The job of marking Jack Matthews was one which gave a young man some cause for thought before the game, and I seemed to spend most of the match either being tackled by, or attempting to tackle him. Early on though, our backs detected that the Lions were displaying a tendency to run across the field and even though Matthews was every bit as hard as the reputation which had preceded him to New Zealand, Bill Taylor and I generally managed to keep him and Macdonald, the other centre, in check.
Near the end of the game came one of our few attacking opportunities. It started from a clearing kick by our fullback, Sharland, which found the British backs out of position. I chased hard after the ball, gathered it in and made some ground before sending it out to Duncan Kingi on the wing, and he scored in the corner.
‘That great sporting occasion is much less a vivid memory after 38 years, but I do recall one incident which appealed to my warped sense of humour and reminded me that we were indeed playing the British Isles. After picking myself up from the perpendicular position of yet another tackle by Matthews, I noticed that a very long sequence of play had been brought to a halt by the referee. In my vision was one of the British backs – I think it was Macdonald – there he was, cool as a cucumber, taking an immaculately ironed hankerchief from the pocket of his immaculately ironed and tailored white shorts (with buttoned waistband and two side pockets, they were hardly rugby togs as we knew them) and daintily blew his nose. That operation completed, the handkerchief was neatly folded and returned to the pocket!
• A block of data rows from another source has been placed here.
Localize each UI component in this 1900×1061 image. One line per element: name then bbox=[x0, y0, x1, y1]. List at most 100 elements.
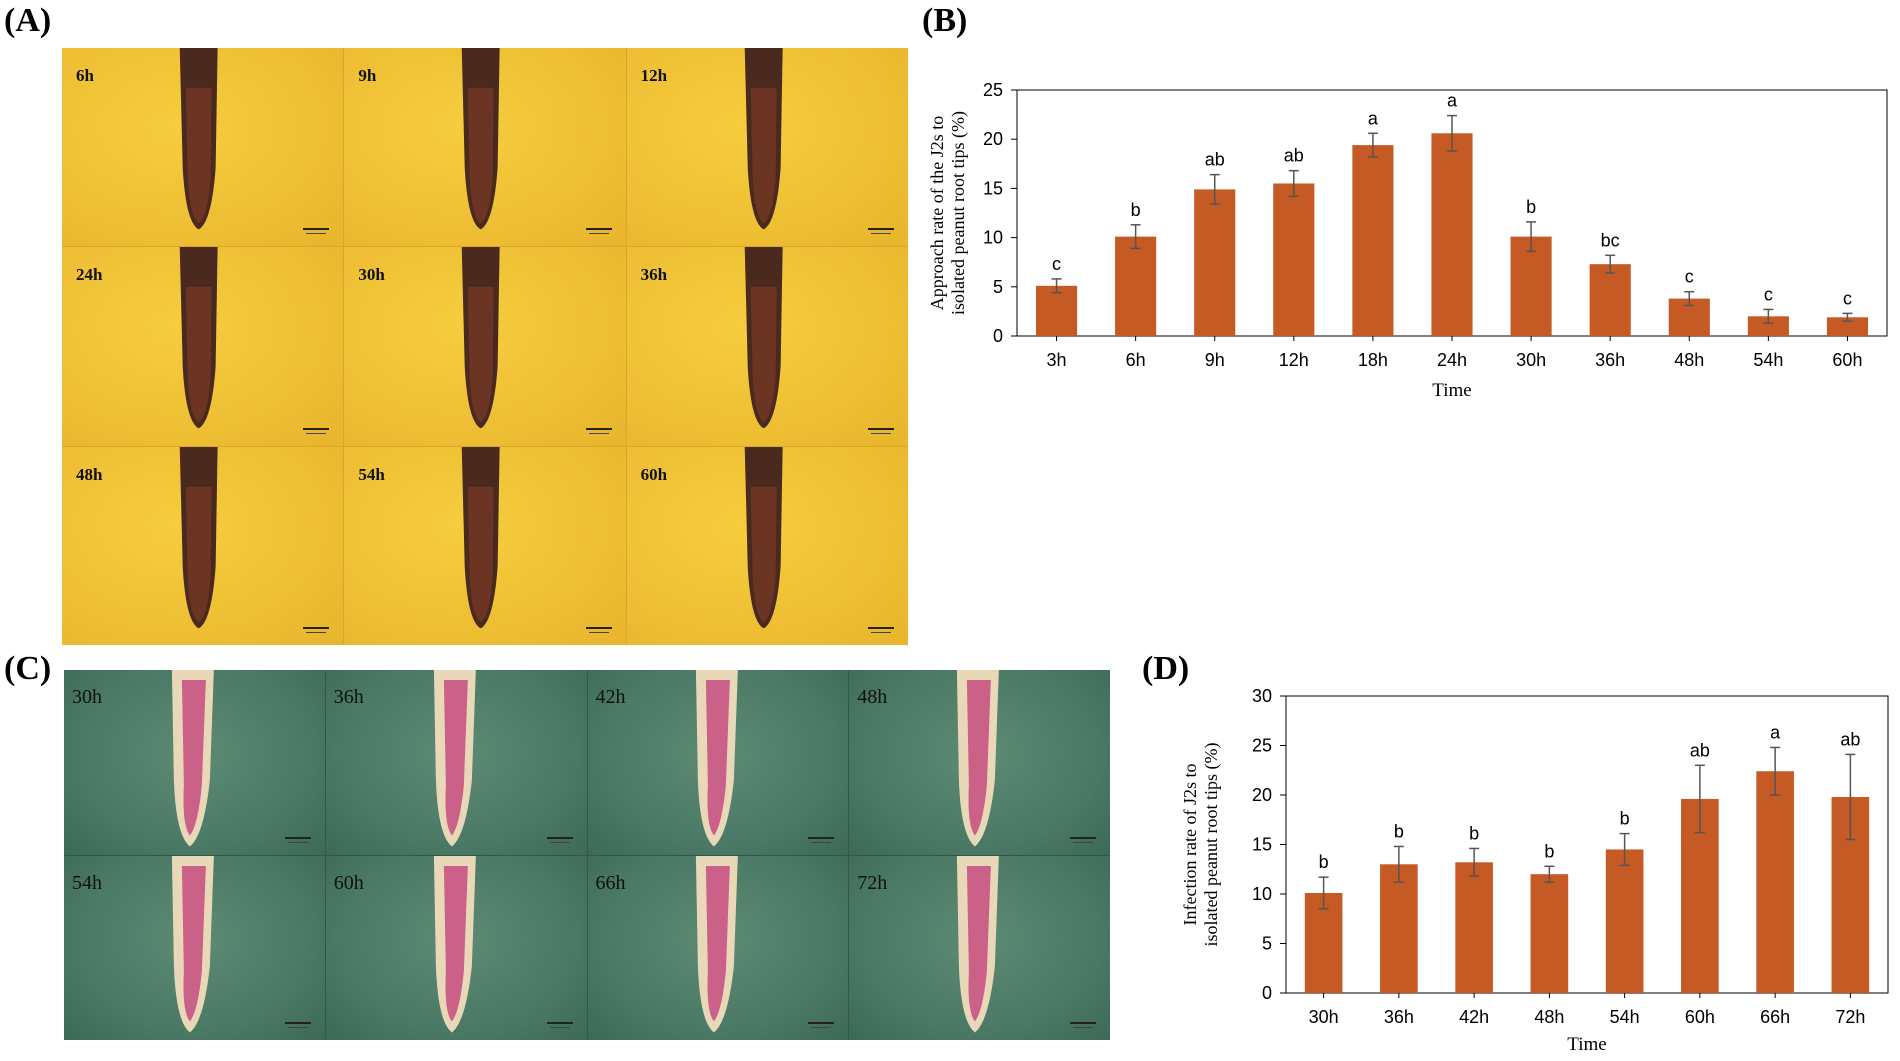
scale-bar bbox=[546, 1019, 573, 1028]
scale-bar bbox=[284, 1019, 311, 1028]
time-label: 60h bbox=[333, 871, 364, 894]
x-tick-label: 60h bbox=[1685, 1007, 1715, 1027]
x-tick-label: 9h bbox=[1205, 350, 1225, 370]
bar bbox=[1380, 864, 1418, 993]
root-tip-illustration bbox=[695, 670, 738, 847]
panel-label-c: (C) bbox=[4, 650, 52, 687]
chart-b-approach-rate: 0 5 10 15 20 25 c 3h b 6h ab 9h ab 12h a 18h a 24h b 30h bc 3… bbox=[927, 80, 1888, 401]
micrograph-a-2: 9h bbox=[344, 48, 626, 247]
significance-label: b bbox=[1469, 823, 1479, 843]
scale-bar bbox=[303, 225, 330, 235]
scale-bar bbox=[585, 225, 612, 235]
y-tick-label: 25 bbox=[1252, 736, 1272, 756]
significance-label: c bbox=[1843, 288, 1852, 308]
root-tip-illustration bbox=[179, 48, 218, 230]
significance-label: b bbox=[1319, 852, 1329, 872]
scale-bar bbox=[1070, 1019, 1096, 1028]
significance-label: b bbox=[1544, 841, 1554, 861]
x-tick-label: 48h bbox=[1534, 1007, 1564, 1027]
x-tick-label: 36h bbox=[1595, 350, 1625, 370]
root-tip-illustration bbox=[744, 446, 783, 629]
scale-bar bbox=[585, 624, 612, 633]
time-label: 30h bbox=[72, 686, 102, 708]
root-tip-illustration bbox=[744, 48, 783, 230]
y-tick-label: 10 bbox=[1252, 884, 1272, 904]
x-tick-label: 54h bbox=[1753, 350, 1783, 370]
y-tick-label: 0 bbox=[1262, 983, 1272, 1003]
y-tick-label: 5 bbox=[1262, 934, 1272, 954]
time-label: 12h bbox=[640, 66, 668, 85]
root-tip-illustration bbox=[744, 247, 783, 429]
significance-label: ab bbox=[1840, 729, 1860, 749]
scale-bar bbox=[868, 425, 894, 434]
significance-label: c bbox=[1685, 267, 1694, 287]
time-label: 60h bbox=[640, 464, 668, 484]
scale-bar bbox=[585, 425, 612, 434]
time-label: 24h bbox=[76, 265, 103, 285]
time-label: 9h bbox=[358, 66, 377, 85]
micrograph-a-6: 36h bbox=[626, 247, 908, 446]
root-tip-illustration bbox=[462, 48, 500, 230]
panel-label-d: (D) bbox=[1142, 650, 1190, 687]
bar bbox=[1115, 236, 1157, 336]
bar bbox=[1352, 145, 1394, 336]
plot-frame bbox=[1285, 695, 1889, 994]
x-tick-label: 30h bbox=[1309, 1007, 1339, 1027]
micrograph-a-8: 54h bbox=[344, 446, 626, 645]
micrograph-a-9: 60h bbox=[626, 446, 908, 645]
scale-bar bbox=[284, 834, 311, 843]
time-label: 72h bbox=[857, 871, 888, 894]
x-tick-label: 30h bbox=[1516, 350, 1546, 370]
y-axis-label-line: Infection rate of J2s to bbox=[1180, 764, 1200, 926]
micrograph-grid-a: 6h 9h 12h 24h 30h 36h 48h 54h 60h bbox=[62, 48, 908, 645]
x-tick-label: 42h bbox=[1459, 1007, 1489, 1027]
scale-bar bbox=[1070, 834, 1096, 843]
bar bbox=[1826, 317, 1869, 336]
time-label: 48h bbox=[76, 464, 103, 484]
scale-bar bbox=[546, 834, 573, 843]
scale-bar bbox=[303, 425, 330, 434]
root-tip-illustration bbox=[433, 855, 476, 1032]
root-tip-illustration bbox=[462, 247, 500, 429]
root-tip-illustration bbox=[462, 446, 500, 629]
bar bbox=[1756, 771, 1794, 993]
time-label: 6h bbox=[76, 66, 94, 85]
significance-label: a bbox=[1447, 91, 1458, 111]
significance-label: a bbox=[1770, 722, 1781, 742]
bar bbox=[1530, 874, 1569, 993]
y-axis-label-line: Approach rate of the J2s to bbox=[927, 116, 947, 310]
y-tick-label: 10 bbox=[983, 228, 1003, 248]
root-tip-illustration bbox=[957, 855, 1000, 1032]
x-tick-label: 12h bbox=[1279, 350, 1309, 370]
micrograph-a-3: 12h bbox=[626, 48, 908, 247]
scale-bar bbox=[808, 834, 835, 843]
significance-label: b bbox=[1131, 200, 1141, 220]
micrograph-a-4: 24h bbox=[62, 247, 344, 446]
x-tick-label: 66h bbox=[1760, 1007, 1790, 1027]
significance-label: c bbox=[1052, 254, 1061, 274]
x-tick-label: 54h bbox=[1610, 1007, 1640, 1027]
x-tick-label: 36h bbox=[1384, 1007, 1414, 1027]
y-tick-label: 30 bbox=[1252, 686, 1272, 706]
y-tick-label: 15 bbox=[983, 178, 1003, 198]
y-axis-label-line: isolated peanut root tips (%) bbox=[948, 111, 969, 315]
y-tick-label: 20 bbox=[1252, 785, 1272, 805]
significance-label: ab bbox=[1690, 740, 1710, 760]
significance-label: ab bbox=[1205, 150, 1225, 170]
bar bbox=[1035, 285, 1078, 336]
significance-label: bc bbox=[1601, 230, 1620, 250]
time-label: 30h bbox=[358, 265, 385, 285]
bar bbox=[1194, 189, 1236, 336]
scale-bar bbox=[868, 225, 894, 235]
time-label: 54h bbox=[358, 464, 385, 484]
root-tip-illustration bbox=[179, 247, 218, 429]
significance-label: c bbox=[1764, 284, 1773, 304]
y-axis-label-line: isolated peanut root tips (%) bbox=[1201, 743, 1222, 947]
micrograph-c-7: 66h bbox=[587, 855, 849, 1040]
scale-bar bbox=[303, 624, 330, 633]
root-tip-illustration bbox=[957, 670, 1000, 847]
significance-label: ab bbox=[1284, 146, 1304, 166]
scale-bar bbox=[868, 624, 894, 633]
significance-label: b bbox=[1526, 197, 1536, 217]
y-tick-label: 5 bbox=[993, 277, 1003, 297]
“Because it was the first game of the tour, some of the passing and handling of the tourists did not quite reach the standard many of the spectators were expecting to see. But they came here with the promise of playing the open, running game and whether winning or losing, that is how they did play.”
From “1950 – The Year of the Lions” produced and published by D J Williams 1988. Pp 36-40.